Response Criteria in Waldenstrom’s Macroglobulinemia

As part of the International Workshops on WM, consensus panels developed guidelines for uniform response criteria in WM [192, 193]. The category of minor response was adopted at the Third International Workshop of WM, given that clinically meaningful responses were observed with newer biological agents and is based on >25 to <50 % decrease in serum IgM level, which is used as a surrogate marker of disease in WM. At the Sixth International Workshop on WM, the categorical response of very good partial response (VGPR), i.e., 90 % reduction in IgM levels, was adopted given reports of improved clinical outcome associated with VGPR or better response achievement [146, 169, 175, 190]. In distinction, the term major response is used to denote a response of >50 % in serum IgM levels and includes partial or better responses [193]. Response categories and criteria for progressive disease in WM based on consensus recommendations are summarized in Table 5.4 [194].

Table 5.4 Summary of updated response criteria adopted at the Sixth International Workshop on Waldenstrom’s macroglobulinemia [194]

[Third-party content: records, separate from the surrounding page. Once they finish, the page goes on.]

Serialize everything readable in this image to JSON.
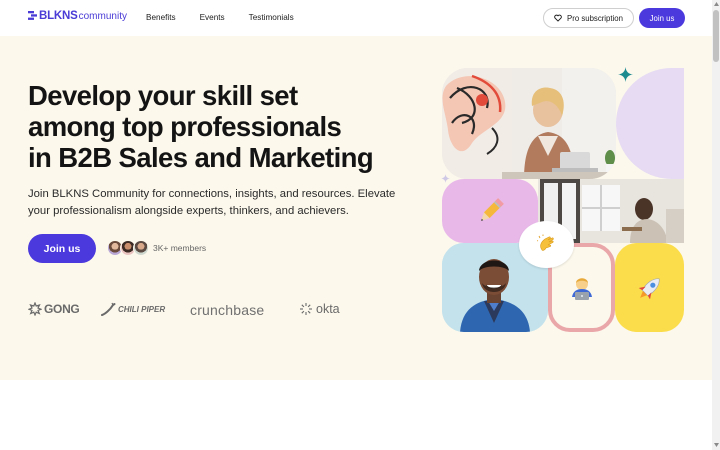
{
  "nav": {
    "logo_main": "BLKNS",
    "logo_sub": "community",
    "links": [
      "Benefits",
      "Events",
      "Testimonials"
    ],
    "pro_label": "Pro subscription",
    "join_label": "Join us"
  },
  "hero": {
    "headline_lines": [
      "Develop your skill set",
      "among top professionals",
      "in B2B Sales and Marketing"
    ],
    "subtitle": "Join BLKNS Community for connections, insights, and resources. Elevate your professionalism alongside experts, thinkers, and achievers.",
    "cta_label": "Join us",
    "members_label": "3K+ members"
  },
  "partners": {
    "gong": "GONG",
    "chili": "CHILI PIPER",
    "crunchbase": "crunchbase",
    "okta": "okta"
  },
  "collage": {
    "emojis": [
      "pencil",
      "clapping-hands",
      "technologist",
      "rocket"
    ]
  },
  "colors": {
    "accent": "#4c39dd",
    "hero_bg": "#fcf8ec",
    "lavender": "#e6dbf3",
    "pink": "#e8b8e9",
    "yellow": "#fbdd4c",
    "teal": "#1c8b8f"
  }
}
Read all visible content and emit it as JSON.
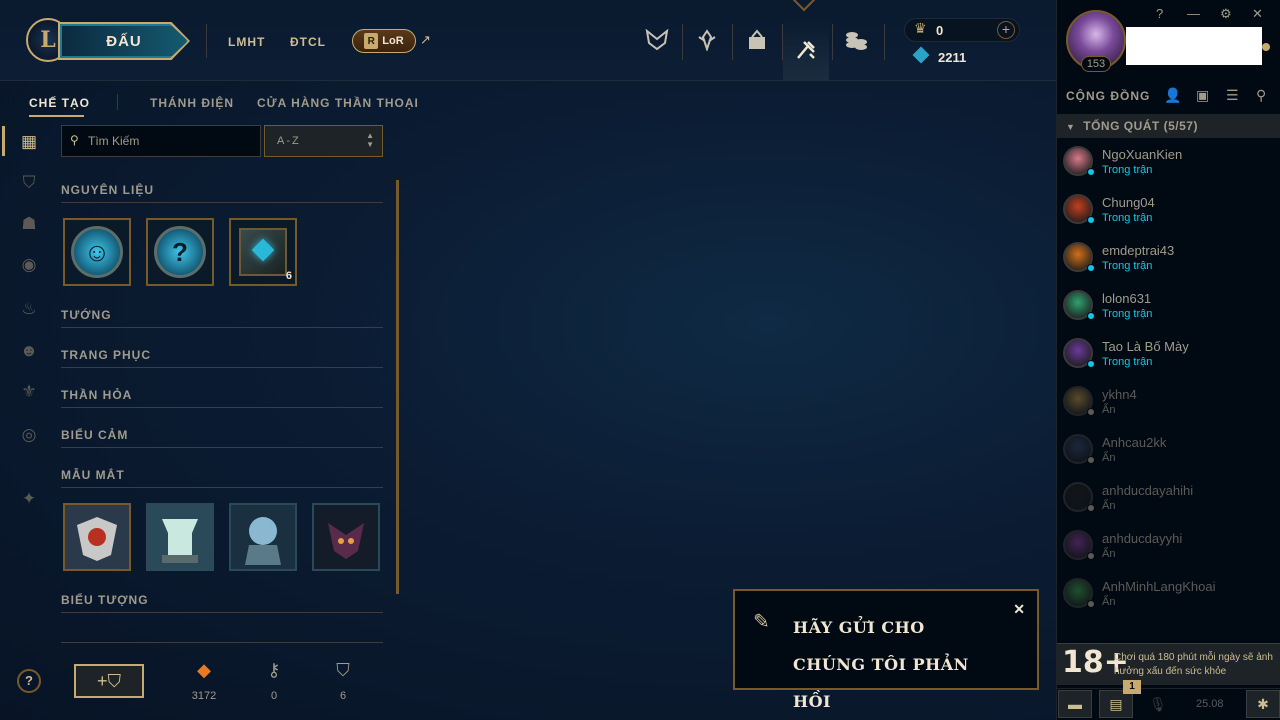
{
  "header": {
    "play_label": "ĐẤU",
    "nav": [
      "LMHT",
      "ĐTCL"
    ],
    "lor_label": "LoR",
    "lor_letter": "R",
    "ext_arrow": "↗",
    "icons": [
      "clash-icon",
      "ranked-icon",
      "collection-icon",
      "loot-icon",
      "store-icon"
    ],
    "blue_essence": "0",
    "riot_points": "2211",
    "plus": "+"
  },
  "profile": {
    "level": "153"
  },
  "window_controls": [
    "?",
    "—",
    "⚙",
    "✕"
  ],
  "subnav": {
    "items": [
      "CHẾ TẠO",
      "THÁNH ĐIỆN",
      "CỬA HÀNG THẦN THOẠI"
    ],
    "active_index": 0
  },
  "search": {
    "placeholder": "Tìm Kiếm",
    "sort_value": "A-Z"
  },
  "sections": {
    "materials": "NGUYÊN LIỆU",
    "champions": "TƯỚNG",
    "skins": "TRANG PHỤC",
    "wards_trinket": "THẦN HỎA",
    "emotes": "BIỂU CẢM",
    "ward_skins": "MẪU MẮT",
    "icons": "BIỂU TƯỢNG"
  },
  "materials_items": [
    {
      "type": "emote-token",
      "glyph": "☺",
      "count": ""
    },
    {
      "type": "mystery-token",
      "glyph": "?",
      "count": ""
    },
    {
      "type": "hextech-chest",
      "glyph": "",
      "count": "6"
    }
  ],
  "bottom_stats": [
    {
      "icon": "orange-essence-icon",
      "glyph": "◆",
      "value": "3172",
      "color": "#e87b22"
    },
    {
      "icon": "key-fragment-icon",
      "glyph": "⚷",
      "value": "0",
      "color": "#a09b8c"
    },
    {
      "icon": "chest-icon",
      "glyph": "⛉",
      "value": "6",
      "color": "#a09b8c"
    }
  ],
  "help": "?",
  "community": {
    "title": "CỘNG ĐỒNG",
    "group_title": "TỔNG QUÁT (5/57)",
    "friends": [
      {
        "name": "NgoXuanKien",
        "status": "Trong trận",
        "online": true,
        "color": "#d87a8a"
      },
      {
        "name": "Chung04",
        "status": "Trong trận",
        "online": true,
        "color": "#c04020"
      },
      {
        "name": "emdeptrai43",
        "status": "Trong trận",
        "online": true,
        "color": "#d0701a"
      },
      {
        "name": "lolon631",
        "status": "Trong trận",
        "online": true,
        "color": "#30a070"
      },
      {
        "name": "Tao Là Bố Mày",
        "status": "Trong trận",
        "online": true,
        "color": "#6a3a9a"
      },
      {
        "name": "ykhn4",
        "status": "Ẩn",
        "online": false,
        "color": "#a08040"
      },
      {
        "name": "Anhcau2kk",
        "status": "Ẩn",
        "online": false,
        "color": "#304060"
      },
      {
        "name": "anhducdayahihi",
        "status": "Ẩn",
        "online": false,
        "color": "#202020"
      },
      {
        "name": "anhducdayyhi",
        "status": "Ẩn",
        "online": false,
        "color": "#7a3a8a"
      },
      {
        "name": "AnhMinhLangKhoai",
        "status": "Ẩn",
        "online": false,
        "color": "#3a8a4a"
      }
    ]
  },
  "age_notice": {
    "rating": "18+",
    "text": "Chơi quá 180 phút mỗi ngày sẽ ảnh hưởng xấu đến sức khỏe"
  },
  "footer": {
    "badge": "1",
    "version": "25.08"
  },
  "toast": {
    "text": "HÃY GỬI CHO CHÚNG TÔI PHẢN HỒI"
  }
}
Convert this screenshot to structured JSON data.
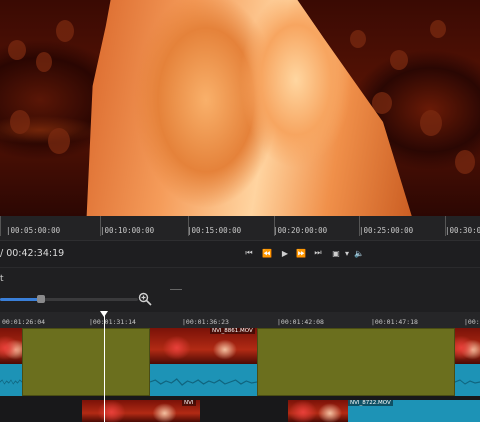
{
  "ruler": {
    "labels": [
      "|00:05:00:00",
      "|00:10:00:00",
      "|00:15:00:00",
      "|00:20:00:00",
      "|00:25:00:00",
      "|00:30:0"
    ]
  },
  "transport": {
    "timecode": "/ 00:42:34:19",
    "buttons": {
      "skip_start": "⏮",
      "rewind": "⏪",
      "play": "▶",
      "fast_forward": "⏩",
      "skip_end": "⏭",
      "fullscreen": "▣",
      "dropdown": "▾",
      "volume": "🔈"
    }
  },
  "toolbar": {
    "label": "t",
    "zoom_level": 0.3
  },
  "timeline": {
    "labels": [
      "00:01:26:04",
      "|00:01:31:14",
      "|00:01:36:23",
      "|00:01:42:08",
      "|00:01:47:18",
      "|00:0"
    ],
    "clip_names": [
      "NVI_8861.MOV",
      "NVI",
      "NVI_8722.MOV"
    ]
  },
  "colors": {
    "accent": "#3a7fd8",
    "audio_clip": "#1d93b6",
    "transition_clip": "#6b6f1e",
    "playhead": "#ffffff"
  }
}
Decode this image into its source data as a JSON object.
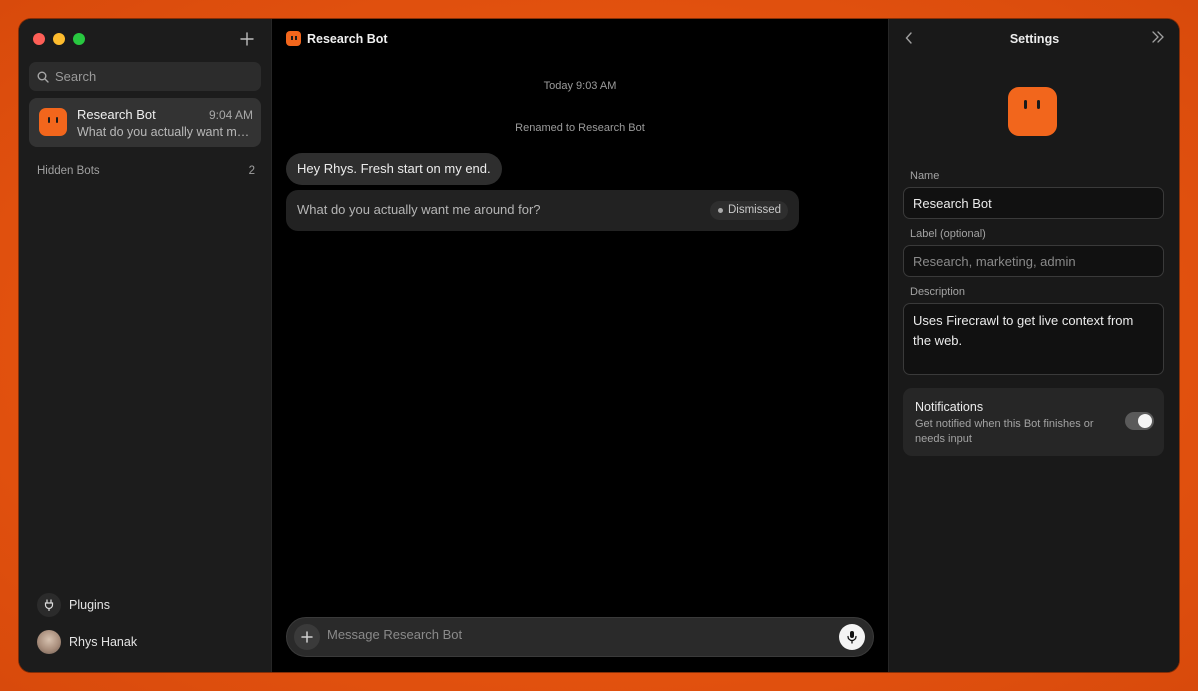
{
  "sidebar": {
    "search_placeholder": "Search",
    "bots": [
      {
        "name": "Research Bot",
        "time": "9:04 AM",
        "preview": "What do you actually want me around for?"
      }
    ],
    "hidden_bots": {
      "label": "Hidden Bots",
      "count": "2"
    },
    "plugins_label": "Plugins",
    "user_name": "Rhys Hanak"
  },
  "chat": {
    "title": "Research Bot",
    "date_stamp": "Today 9:03 AM",
    "rename_note": "Renamed to Research Bot",
    "messages": [
      {
        "text": "Hey Rhys. Fresh start on my end."
      },
      {
        "text": "What do you actually want me around for?",
        "status": "Dismissed"
      }
    ],
    "composer_placeholder": "Message Research Bot"
  },
  "settings": {
    "title": "Settings",
    "name_label": "Name",
    "name_value": "Research Bot",
    "label_label": "Label (optional)",
    "label_placeholder": "Research, marketing, admin",
    "description_label": "Description",
    "description_value": "Uses Firecrawl to get live context from the web.",
    "notifications": {
      "title": "Notifications",
      "description": "Get notified when this Bot finishes or needs input",
      "enabled": true
    }
  },
  "colors": {
    "accent": "#f2661c",
    "background": "#000000",
    "sidebar": "#1c1c1c"
  }
}
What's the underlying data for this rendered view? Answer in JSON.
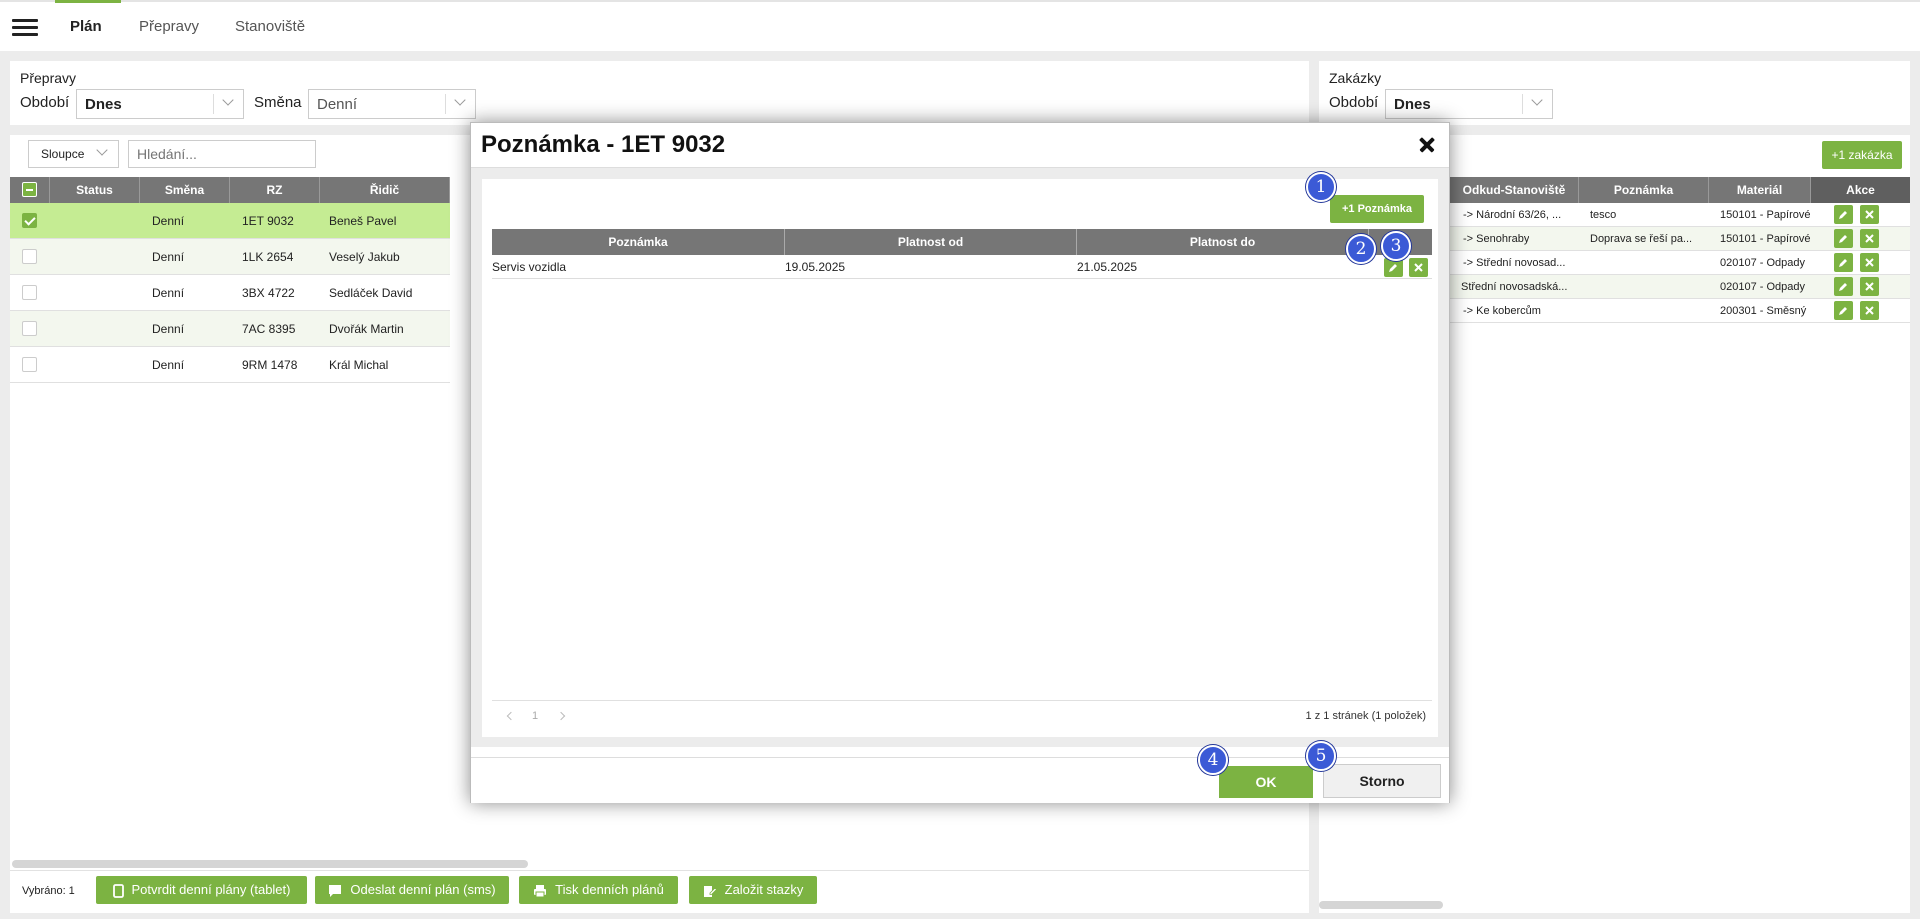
{
  "nav": {
    "tabs": [
      {
        "label": "Plán"
      },
      {
        "label": "Přepravy"
      },
      {
        "label": "Stanoviště"
      }
    ]
  },
  "left_panel": {
    "title": "Přepravy",
    "period_label": "Období",
    "period_value": "Dnes",
    "shift_label": "Směna",
    "shift_value": "Denní",
    "columns_button": "Sloupce",
    "search_placeholder": "Hledání...",
    "headers": [
      "Status",
      "Směna",
      "RZ",
      "Řidič"
    ],
    "rows": [
      {
        "status": "",
        "shift": "Denní",
        "rz": "1ET 9032",
        "driver": "Beneš Pavel",
        "selected": true
      },
      {
        "status": "",
        "shift": "Denní",
        "rz": "1LK 2654",
        "driver": "Veselý Jakub",
        "selected": false
      },
      {
        "status": "",
        "shift": "Denní",
        "rz": "3BX 4722",
        "driver": "Sedláček David",
        "selected": false
      },
      {
        "status": "",
        "shift": "Denní",
        "rz": "7AC 8395",
        "driver": "Dvořák Martin",
        "selected": false
      },
      {
        "status": "",
        "shift": "Denní",
        "rz": "9RM 1478",
        "driver": "Král Michal",
        "selected": false
      }
    ],
    "selected_count": "Vybráno: 1",
    "actions": [
      {
        "label": "Potvrdit denní plány (tablet)",
        "icon": "tablet-icon"
      },
      {
        "label": "Odeslat denní plán (sms)",
        "icon": "message-icon"
      },
      {
        "label": "Tisk denních plánů",
        "icon": "print-icon"
      },
      {
        "label": "Založit stazky",
        "icon": "edit-document-icon"
      }
    ]
  },
  "right_panel": {
    "title": "Zakázky",
    "period_label": "Období",
    "period_value": "Dnes",
    "add_button": "+1 zakázka",
    "headers": [
      "Odkud-Stanoviště",
      "Poznámka",
      "Materiál",
      "Akce"
    ],
    "rows": [
      {
        "from": "-> Národní 63/26, ...",
        "note": "tesco",
        "material": "150101 - Papírové"
      },
      {
        "from": "-> Senohraby",
        "note": "Doprava se řeší pa...",
        "material": "150101 - Papírové"
      },
      {
        "from": "-> Střední novosad...",
        "note": "",
        "material": "020107 - Odpady"
      },
      {
        "from": "Střední novosadská...",
        "note": "",
        "material": "020107 - Odpady"
      },
      {
        "from": "-> Ke kobercům",
        "note": "",
        "material": "200301 - Směsný"
      }
    ]
  },
  "modal": {
    "title": "Poznámka - 1ET 9032",
    "add_button": "+1 Poznámka",
    "headers": [
      "Poznámka",
      "Platnost od",
      "Platnost do"
    ],
    "rows": [
      {
        "note": "Servis vozidla",
        "from": "19.05.2025",
        "to": "21.05.2025"
      }
    ],
    "pager": {
      "page": "1",
      "summary": "1 z 1 stránek (1 položek)"
    },
    "ok_button": "OK",
    "cancel_button": "Storno",
    "badges": [
      "1",
      "2",
      "3",
      "4",
      "5"
    ]
  },
  "colors": {
    "accent": "#7cb342",
    "selected_row": "#c5ec93",
    "header_bg": "#767676",
    "badge": "#3b5ad6"
  }
}
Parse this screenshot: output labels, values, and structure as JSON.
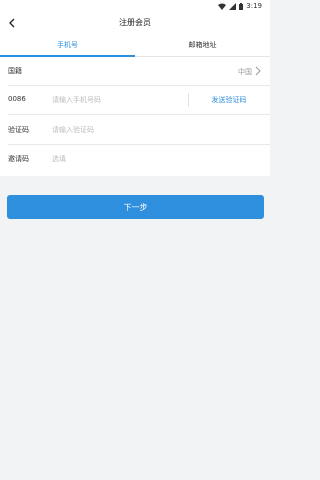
{
  "status_bar": {
    "time": "3:19"
  },
  "header": {
    "title": "注册会员"
  },
  "tabs": [
    {
      "label": "手机号",
      "active": true
    },
    {
      "label": "邮箱地址",
      "active": false
    }
  ],
  "form": {
    "country": {
      "label": "国籍",
      "value": "中国"
    },
    "phone": {
      "label": "0086",
      "placeholder": "请输入手机号码",
      "send_code_label": "发送验证码"
    },
    "code": {
      "label": "验证码",
      "placeholder": "请输入验证码"
    },
    "invite": {
      "label": "邀请码",
      "placeholder": "选填"
    }
  },
  "next_button": {
    "label": "下一步"
  },
  "colors": {
    "accent": "#2e8fde",
    "background": "#f2f3f5",
    "panel": "#ffffff"
  },
  "icons": {
    "back": "back-arrow-icon",
    "chevron": "chevron-right-icon",
    "wifi": "wifi-icon",
    "signal": "signal-icon",
    "battery": "battery-icon"
  }
}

An important concern with the use of IgM as a surrogate marker of disease is that it can fluctuate, independent of tumor cell killing, particularly with biologically targeted agents such as rituximab, bortezomib, and everolimus [140142, 151, 162, 195]. Rituximab induces a spike or flare in serum IgM levels which can occur when used as monotherapy and in combination with other agents including cyclophosphamide, nucleoside analogues, thalidomide, and lenalidomide, and last for several weeks to months [140142, 166, 179, 180, 196], whereas bortezomib and everolimus can suppress IgM levels independent of tumor cell killing in certain patients [151, 162, 196]. Moreover, Varghese et al. [197] showed that in patients treated with selective B-cell depleting agents such as rituximab and alemtuzumab, residual IgM-producing plasma cells are spared and continue to persist, thus potentially skewing the relative response and assessment to treatment. Therefore, in circumstances where the serum IgM levels appear out of context with the clinical progress of the patient, a bone marrow biopsy should be considered inorder to clarify the patient’s underlying disease burden. Soluble CD27 may serve as an alternative surrogate marker in WM and remains a faithful marker of disease in patients experiencing a rituximab-related IgM flare as well as plasmapheresis [40, 198].